In it, she says that we don’t write novels with titles like: The Virtuous Semicolon, The Sentence That Kept Running, and the such.  I didn’t disagree with her, and I still think she’s right.  But my only thought was—


This is, sadly enough, not one of my worst ideas.  There was the contraption of string, shoelaces, and duct tape I created when I was seven to shut my bedroom door from the comfort of my own bed (it fell apart at the first tug).  The day I tried pushing one car out of the snowbank with another (both got stuck).  Others come to mind.  None of them were my finest achievements.

But my mind has already started working on this concept.  Especially that Virtuous Semicolon.  I picture it flying between buildings, jumping clauses in a single bound, chasing the ne’er-do-wells Period and Comma.  There’s more, but I’m sure I should keep it to myself.  My mind lacks the pristine beauty of a National Park.  Sometimes that makes things more interesting, but more often than not, I end up confused and feeling sorry for the poor sod who had to listen to me.

How does everyone else’s minds react when they hear something like that?  Am I the only one?


14 thoughts on “The Wrong Challenge to Accept

  1. I have to admit to thinking innocent-sounding ponderings, which are mostly rhetorical and meant to stay in the pondering stage, come across as a challenge to me, too, as they usually seem to be offered in that type of spirit and the person putting the words into reality thinks everyone would agree with them, not realizing that there are those of us out here who do take it as a challenge, who even have to ask the question, “What if…?” and then craft a witty repose that probably no one else would think of, and then…

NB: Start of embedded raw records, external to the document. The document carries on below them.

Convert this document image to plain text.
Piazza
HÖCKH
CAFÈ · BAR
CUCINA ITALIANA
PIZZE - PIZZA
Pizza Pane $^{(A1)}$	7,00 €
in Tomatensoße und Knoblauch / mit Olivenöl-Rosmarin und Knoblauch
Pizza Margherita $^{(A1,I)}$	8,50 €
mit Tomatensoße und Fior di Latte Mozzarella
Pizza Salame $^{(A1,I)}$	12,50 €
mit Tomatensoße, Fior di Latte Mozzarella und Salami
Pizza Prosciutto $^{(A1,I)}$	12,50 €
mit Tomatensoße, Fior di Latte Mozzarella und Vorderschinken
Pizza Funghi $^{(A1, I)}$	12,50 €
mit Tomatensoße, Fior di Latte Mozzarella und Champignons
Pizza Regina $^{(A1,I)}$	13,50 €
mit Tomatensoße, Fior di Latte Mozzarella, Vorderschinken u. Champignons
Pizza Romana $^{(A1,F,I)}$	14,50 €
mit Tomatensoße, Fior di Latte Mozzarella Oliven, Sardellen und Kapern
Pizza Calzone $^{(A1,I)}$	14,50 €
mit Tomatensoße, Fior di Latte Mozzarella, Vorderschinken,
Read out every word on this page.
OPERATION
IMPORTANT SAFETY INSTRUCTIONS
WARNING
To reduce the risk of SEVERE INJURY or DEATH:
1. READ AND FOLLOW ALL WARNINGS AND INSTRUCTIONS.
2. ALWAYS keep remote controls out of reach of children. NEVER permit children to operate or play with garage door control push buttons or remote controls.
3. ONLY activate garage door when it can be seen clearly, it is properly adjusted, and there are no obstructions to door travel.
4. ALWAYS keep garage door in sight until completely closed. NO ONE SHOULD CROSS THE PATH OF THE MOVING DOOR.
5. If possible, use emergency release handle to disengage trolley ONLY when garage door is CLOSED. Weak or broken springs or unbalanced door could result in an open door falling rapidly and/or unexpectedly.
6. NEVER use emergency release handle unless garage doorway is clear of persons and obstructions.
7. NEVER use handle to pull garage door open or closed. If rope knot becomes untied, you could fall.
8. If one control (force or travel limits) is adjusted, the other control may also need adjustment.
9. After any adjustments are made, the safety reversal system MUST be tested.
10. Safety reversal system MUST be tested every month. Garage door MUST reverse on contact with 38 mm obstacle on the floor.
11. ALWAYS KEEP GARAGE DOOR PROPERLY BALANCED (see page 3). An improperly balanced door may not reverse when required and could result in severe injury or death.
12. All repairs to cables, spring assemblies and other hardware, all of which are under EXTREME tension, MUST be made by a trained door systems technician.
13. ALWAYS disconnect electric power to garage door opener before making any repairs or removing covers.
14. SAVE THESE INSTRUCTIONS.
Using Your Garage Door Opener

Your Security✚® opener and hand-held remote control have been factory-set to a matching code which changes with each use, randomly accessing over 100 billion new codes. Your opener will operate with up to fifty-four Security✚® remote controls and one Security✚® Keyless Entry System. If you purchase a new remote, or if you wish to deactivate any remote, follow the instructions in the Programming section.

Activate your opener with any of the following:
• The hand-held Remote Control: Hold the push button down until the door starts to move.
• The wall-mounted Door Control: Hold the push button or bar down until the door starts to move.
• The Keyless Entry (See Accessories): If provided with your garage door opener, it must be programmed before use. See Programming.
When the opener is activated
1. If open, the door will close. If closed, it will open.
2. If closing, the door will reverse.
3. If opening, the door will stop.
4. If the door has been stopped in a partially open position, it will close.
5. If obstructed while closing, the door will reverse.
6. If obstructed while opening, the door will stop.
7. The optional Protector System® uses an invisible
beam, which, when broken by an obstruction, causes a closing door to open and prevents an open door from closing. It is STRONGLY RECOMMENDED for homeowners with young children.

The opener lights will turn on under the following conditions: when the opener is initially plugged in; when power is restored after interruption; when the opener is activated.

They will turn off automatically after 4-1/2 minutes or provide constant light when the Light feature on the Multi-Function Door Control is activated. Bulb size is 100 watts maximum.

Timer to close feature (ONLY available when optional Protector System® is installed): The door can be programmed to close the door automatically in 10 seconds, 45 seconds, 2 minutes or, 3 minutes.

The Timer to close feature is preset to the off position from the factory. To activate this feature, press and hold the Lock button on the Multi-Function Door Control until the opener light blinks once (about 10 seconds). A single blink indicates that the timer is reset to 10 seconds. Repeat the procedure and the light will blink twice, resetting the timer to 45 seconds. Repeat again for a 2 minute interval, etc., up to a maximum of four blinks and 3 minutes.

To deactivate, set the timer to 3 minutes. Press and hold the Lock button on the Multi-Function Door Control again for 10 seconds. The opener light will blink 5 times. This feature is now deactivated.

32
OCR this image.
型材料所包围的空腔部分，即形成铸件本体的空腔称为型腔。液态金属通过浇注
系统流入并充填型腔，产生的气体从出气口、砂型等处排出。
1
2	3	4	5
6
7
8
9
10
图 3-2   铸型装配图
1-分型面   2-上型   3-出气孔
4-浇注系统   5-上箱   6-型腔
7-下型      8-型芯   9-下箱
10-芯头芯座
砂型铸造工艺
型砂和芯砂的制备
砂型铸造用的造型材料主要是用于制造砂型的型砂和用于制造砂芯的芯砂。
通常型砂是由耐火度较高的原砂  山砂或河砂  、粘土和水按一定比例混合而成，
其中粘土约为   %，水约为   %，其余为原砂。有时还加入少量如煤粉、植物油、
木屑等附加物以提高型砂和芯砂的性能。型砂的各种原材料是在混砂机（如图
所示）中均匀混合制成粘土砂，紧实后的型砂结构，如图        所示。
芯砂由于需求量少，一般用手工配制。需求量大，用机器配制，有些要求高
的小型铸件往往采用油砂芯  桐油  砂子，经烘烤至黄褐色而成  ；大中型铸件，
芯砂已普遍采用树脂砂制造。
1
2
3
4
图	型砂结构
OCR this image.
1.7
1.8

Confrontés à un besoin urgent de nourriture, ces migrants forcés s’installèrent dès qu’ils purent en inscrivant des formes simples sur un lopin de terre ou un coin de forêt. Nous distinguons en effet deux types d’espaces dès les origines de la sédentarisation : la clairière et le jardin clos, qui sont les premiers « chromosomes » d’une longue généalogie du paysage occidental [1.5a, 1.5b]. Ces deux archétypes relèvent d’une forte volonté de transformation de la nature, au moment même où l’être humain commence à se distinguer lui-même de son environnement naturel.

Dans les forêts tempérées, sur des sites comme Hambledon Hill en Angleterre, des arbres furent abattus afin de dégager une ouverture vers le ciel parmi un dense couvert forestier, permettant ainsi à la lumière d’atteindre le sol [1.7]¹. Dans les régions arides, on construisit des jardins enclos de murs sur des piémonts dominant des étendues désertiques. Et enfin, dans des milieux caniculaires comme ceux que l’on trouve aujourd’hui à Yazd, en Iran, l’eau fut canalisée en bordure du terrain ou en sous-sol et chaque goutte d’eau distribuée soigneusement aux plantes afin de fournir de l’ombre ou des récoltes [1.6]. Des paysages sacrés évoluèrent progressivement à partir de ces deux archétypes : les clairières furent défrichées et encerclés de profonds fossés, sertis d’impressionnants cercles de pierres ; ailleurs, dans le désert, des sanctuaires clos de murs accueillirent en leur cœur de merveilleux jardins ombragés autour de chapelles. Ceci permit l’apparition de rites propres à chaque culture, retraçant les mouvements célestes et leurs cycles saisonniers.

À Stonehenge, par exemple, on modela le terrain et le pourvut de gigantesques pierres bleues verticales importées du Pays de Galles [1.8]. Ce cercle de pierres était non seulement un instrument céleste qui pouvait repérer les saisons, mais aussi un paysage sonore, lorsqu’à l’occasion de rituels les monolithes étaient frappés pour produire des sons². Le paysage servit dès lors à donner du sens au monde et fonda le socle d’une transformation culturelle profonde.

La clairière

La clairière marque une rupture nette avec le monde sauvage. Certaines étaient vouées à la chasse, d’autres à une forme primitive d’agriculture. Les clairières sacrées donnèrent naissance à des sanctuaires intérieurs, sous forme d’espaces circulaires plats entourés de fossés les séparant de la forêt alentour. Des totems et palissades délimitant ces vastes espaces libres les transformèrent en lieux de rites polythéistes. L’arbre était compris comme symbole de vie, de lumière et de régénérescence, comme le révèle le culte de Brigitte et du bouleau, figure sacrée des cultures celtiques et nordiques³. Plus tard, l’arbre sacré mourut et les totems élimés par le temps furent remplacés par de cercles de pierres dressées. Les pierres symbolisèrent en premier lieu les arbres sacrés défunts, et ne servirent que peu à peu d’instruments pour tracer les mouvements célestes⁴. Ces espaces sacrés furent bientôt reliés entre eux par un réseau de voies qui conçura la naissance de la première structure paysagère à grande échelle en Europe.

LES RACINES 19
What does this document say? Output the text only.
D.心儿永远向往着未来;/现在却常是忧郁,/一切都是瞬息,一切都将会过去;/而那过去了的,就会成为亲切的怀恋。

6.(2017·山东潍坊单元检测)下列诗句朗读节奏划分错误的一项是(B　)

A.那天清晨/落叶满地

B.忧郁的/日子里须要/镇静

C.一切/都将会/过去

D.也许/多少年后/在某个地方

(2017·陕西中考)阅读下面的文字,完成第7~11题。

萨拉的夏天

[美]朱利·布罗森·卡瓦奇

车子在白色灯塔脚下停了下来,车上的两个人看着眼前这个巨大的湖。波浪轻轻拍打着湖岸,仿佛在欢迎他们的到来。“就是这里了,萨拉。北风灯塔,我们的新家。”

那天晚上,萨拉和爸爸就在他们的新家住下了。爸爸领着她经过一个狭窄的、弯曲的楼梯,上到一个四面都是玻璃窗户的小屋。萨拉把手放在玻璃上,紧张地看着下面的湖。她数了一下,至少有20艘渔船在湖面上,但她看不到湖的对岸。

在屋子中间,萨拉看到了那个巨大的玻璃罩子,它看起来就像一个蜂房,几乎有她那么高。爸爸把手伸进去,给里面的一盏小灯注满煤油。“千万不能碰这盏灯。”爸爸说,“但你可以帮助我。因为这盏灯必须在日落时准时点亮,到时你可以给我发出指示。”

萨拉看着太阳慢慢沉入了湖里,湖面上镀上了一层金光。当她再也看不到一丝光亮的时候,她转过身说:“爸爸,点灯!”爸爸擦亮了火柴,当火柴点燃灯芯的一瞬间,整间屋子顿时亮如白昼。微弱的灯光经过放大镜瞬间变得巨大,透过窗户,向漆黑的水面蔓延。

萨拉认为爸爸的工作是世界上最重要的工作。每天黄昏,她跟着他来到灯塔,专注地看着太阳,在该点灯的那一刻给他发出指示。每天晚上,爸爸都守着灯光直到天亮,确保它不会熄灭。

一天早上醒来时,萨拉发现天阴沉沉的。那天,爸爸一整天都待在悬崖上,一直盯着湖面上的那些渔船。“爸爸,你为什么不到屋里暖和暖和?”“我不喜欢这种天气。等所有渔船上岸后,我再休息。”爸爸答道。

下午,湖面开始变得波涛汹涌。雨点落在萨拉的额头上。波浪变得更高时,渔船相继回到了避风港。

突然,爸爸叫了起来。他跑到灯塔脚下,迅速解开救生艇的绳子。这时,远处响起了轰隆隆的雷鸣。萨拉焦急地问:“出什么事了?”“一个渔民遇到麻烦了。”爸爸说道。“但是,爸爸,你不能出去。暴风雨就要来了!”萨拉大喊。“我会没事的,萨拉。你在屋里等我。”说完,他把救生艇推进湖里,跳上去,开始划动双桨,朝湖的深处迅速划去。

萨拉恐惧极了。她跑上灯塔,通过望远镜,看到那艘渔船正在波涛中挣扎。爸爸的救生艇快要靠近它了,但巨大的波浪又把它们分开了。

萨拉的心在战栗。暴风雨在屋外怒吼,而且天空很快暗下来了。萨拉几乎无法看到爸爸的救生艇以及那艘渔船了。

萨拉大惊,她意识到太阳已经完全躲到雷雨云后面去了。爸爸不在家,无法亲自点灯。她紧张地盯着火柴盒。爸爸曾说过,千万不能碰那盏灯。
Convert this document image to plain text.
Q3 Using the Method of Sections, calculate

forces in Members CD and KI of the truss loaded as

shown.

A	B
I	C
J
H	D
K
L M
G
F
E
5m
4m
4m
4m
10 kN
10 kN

    I think I would consider taking the, uh, “challenge” to write the one called “The Sentence That Kept Running” and run with it. Pun intended. 😀

    Liked by 1 person

    1. Puns. The lowest form of humor, but poetry is verse.

      I grew up on puns. Love them as much as I hate them.

      The sentence that kept running also brings images to mind myself. But that I’ll leave to you. I think I have my hands full with that semicolon. The worse part about it (and it seems like you are much like me) is that those “what if” ideas come unbidden. You (kinda) want to stop them, but they have their own mind. Might as well embrace them.

      Liked by 1 person

      1. Absolutely! I just wish I could get the same mileage from people who annoy me as I can from “what if…?” HEY- WHAT IF I just write some nasty death scenes for those humans, then bring them back as Zombies so I can do away with them repeatedly until I grow weary of them and lop off their heads…

        Liked by 1 person

      1. No, I’d read it because I’d be curious to know what would come out of such an odd and amusing title. 🙂 There’s too much sarcasm in a title like that to ignore it.